Jake Garside
- Born: Jack Garside 1 September 2002 (age 23) Norfolk, England
- Height: 1.71 m (5 ft 7+1⁄2 in)
- Weight: 76 kg (12.0 st; 168 lb)
- School: Norwich School

Rugby union career
- Position(s): Scrum-half,Winger

Amateur team(s)
- Years: Team / Apps / (Points)
- Wymondham RFC

Senior career
- Years: Team / Apps / (Points)
- 2021–2025: Northampton Saints / 18 / (15)
- 2021–2025: → Bedford Blues (loan) / 28 / (45)
- 2023: Cambridge / 1 / (0)
- 2025–: Worcester Warriors / 17 / (55)

International career
- Years: Team / Apps / (Points)
- 2020-2021: England U18s
- Correct as of 5 Dec 2025

= Jake Garside =

English rugby union player (born 2002)

Jake Garside (born 1 September 2002) is an English rugby union player who plays for Worcester Warriors in the Champ Rugby. His main position is at scrum-half.

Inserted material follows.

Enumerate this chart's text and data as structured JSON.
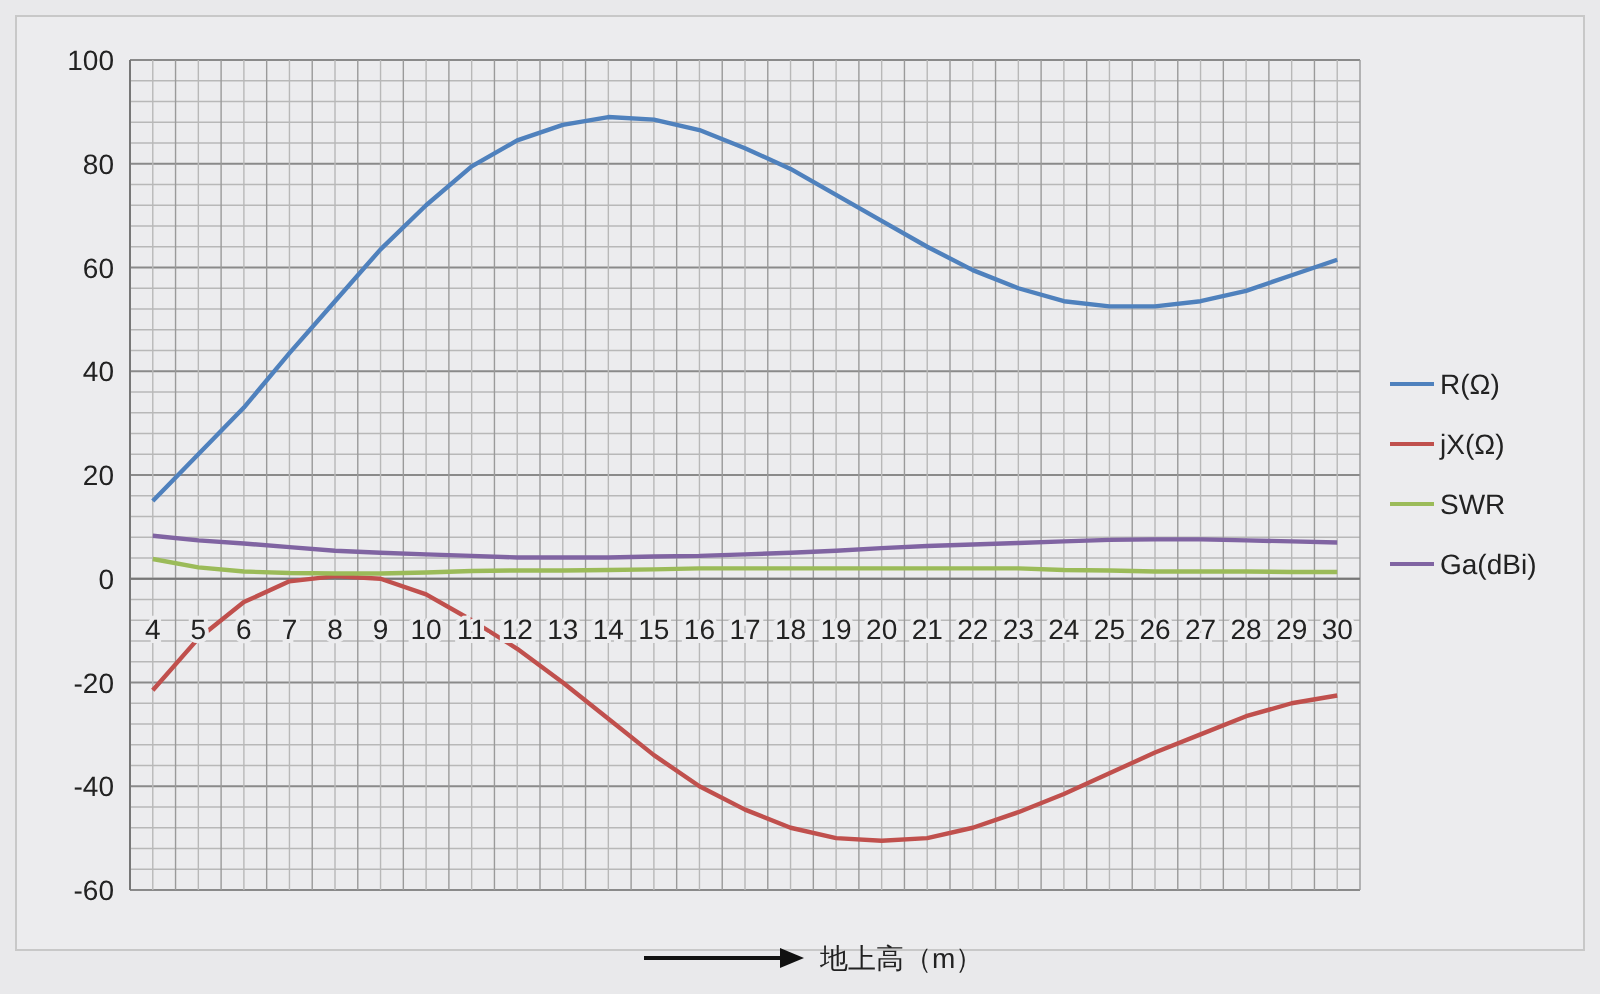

Garside previously represented Wymondham RFC, having also joined the Saints Academy set-up initially at junior level. Garside was named in England's under-17 training squad in 2020 before representing England at under-18 level.

He made his competitive debut for Northampton against Newcastle Falcons in the Premiership Rugby Cup back in March 2022. Garside was also dual-registered with Bedford Blues and Cambridge in the RFU Championship in recent seasons.

On 4 June 2025, Garside would leave Northampton to join re-vamped Worcester Warriors, with his brother Alfie Garside, back in the Champ Rugby from the 2025–26 season.